I spend a lot of time researching the content for our current or upcoming campaigns. This means reading a lot of other company’s documentation, watching talks on YouTube, and figuring out how to integrate Cockroach with other technologies.
Then there’s actually writing, editing, and publishing the content which takes an incredible amount of time––not only do I have to keep the internals of CockroachDB in mind, but also how it interfaces with the rest of the world. I also tinker around on creating scripts for doing marketing analysis, though it’s been a side-side project and I’d like to spend more time on that in the future.
What does Free Friday mean to you?
Free Friday is my chance to grow. Cockroach Labs really prizes the fact that it lets employees determine how best to use their time on Fridays, and I try really hard to push myself to understand things that were totally foreign to me before.
What is your current Free Friday project?

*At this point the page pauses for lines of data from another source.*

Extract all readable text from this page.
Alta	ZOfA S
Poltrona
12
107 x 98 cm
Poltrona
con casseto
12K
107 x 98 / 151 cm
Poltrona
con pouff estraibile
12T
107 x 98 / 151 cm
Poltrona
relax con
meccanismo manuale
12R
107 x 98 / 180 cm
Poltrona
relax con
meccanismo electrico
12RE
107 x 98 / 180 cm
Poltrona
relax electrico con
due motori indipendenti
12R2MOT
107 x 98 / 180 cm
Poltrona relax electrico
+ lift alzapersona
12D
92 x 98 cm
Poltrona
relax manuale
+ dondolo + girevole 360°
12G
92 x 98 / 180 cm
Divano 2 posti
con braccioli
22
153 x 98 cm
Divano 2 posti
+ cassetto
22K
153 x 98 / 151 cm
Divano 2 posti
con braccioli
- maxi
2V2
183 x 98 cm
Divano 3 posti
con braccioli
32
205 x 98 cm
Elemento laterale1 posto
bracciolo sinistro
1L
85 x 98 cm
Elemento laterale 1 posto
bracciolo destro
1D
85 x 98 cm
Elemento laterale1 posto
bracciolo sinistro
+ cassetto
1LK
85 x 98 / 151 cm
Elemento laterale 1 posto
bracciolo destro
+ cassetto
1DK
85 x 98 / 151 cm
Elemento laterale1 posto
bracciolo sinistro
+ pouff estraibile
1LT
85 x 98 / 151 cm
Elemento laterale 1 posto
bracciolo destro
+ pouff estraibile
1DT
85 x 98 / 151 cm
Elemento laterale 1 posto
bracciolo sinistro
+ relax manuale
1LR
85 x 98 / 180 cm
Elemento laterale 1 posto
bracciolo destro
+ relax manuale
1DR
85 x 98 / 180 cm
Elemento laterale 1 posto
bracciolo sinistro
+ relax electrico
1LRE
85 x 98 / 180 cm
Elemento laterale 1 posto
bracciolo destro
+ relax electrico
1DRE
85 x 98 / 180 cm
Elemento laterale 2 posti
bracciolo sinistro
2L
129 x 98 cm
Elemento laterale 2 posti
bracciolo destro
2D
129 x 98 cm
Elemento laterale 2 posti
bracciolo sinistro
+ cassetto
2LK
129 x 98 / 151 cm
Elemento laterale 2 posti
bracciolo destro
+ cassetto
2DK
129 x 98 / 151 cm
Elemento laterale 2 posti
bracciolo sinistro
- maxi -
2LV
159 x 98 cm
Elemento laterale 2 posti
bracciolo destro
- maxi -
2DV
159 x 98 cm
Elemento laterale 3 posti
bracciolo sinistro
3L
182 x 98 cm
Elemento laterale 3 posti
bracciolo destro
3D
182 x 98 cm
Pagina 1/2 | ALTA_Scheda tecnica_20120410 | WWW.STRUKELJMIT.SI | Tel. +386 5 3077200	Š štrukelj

I’ve been building out a way to simplify how CockroachDB users can access the database’s introspective metrics––things like storage space, currently running goroutines, and aborted transactions––by building a catalog of charts. The nice thing about the way I’ve done this is that developers can easily add new charts to this catalog with a few lines of code. So, not only do I want it to be easy for users to consume these metrics, but I also want to make it easy for our team to be able to expand the number of them we track and make them useful.
Up next, I’m working on building more autonomous ways to detect cases where the metrics are out-of-whack and determine when that means that there’s something awry in a CockroachDB cluster.
What else have you done on a Free Friday?
I built a classroom/learning management system in Node.js for an education startup. I got pretty far along with the project attempting to dogfood CockroachDB, but I ended up moving it over to PostgreSQL because I needed some data manipulation functions we didn’t support at the time.
Describe a typical Free Friday.
I sleep in until 10am, and then start in on class work (I’m enrolled in a grad program in CS which was paid for by Learning is Good, a program that gives employees an annual stipend to support the enhancement of knowledge and skills). Once that’s done––typically around noon or 1pm––I pick up where I left off the week before on one of my other engineering projects. I’ll work on this until 5pm or 6pm, and then grab dinner out in the city.
How does Free Friday support your long term goals?
I would like to move into software development and Free Friday has been a way forward with that.
At a higher level, Free Fridays creates space to engage in the work I find most meaningful and exciting. There’s something really positive and reaffirming in the fact that the only person I’m truly accountable to for how I spend this time is myself. You have to reckon with what you really want to do, and Free Friday has been a great catalyst for that. If I wasn’t willing to invest time in it, even though I am literally being paid to do it, is it really that important to me?
Please share any other topics that may be related to Free Friday or that you want to share.
Free Friday is the benefit I care about most at Cockroach. If keeping it meant that I had to give back 20% of my pay, I would in a heartbeat.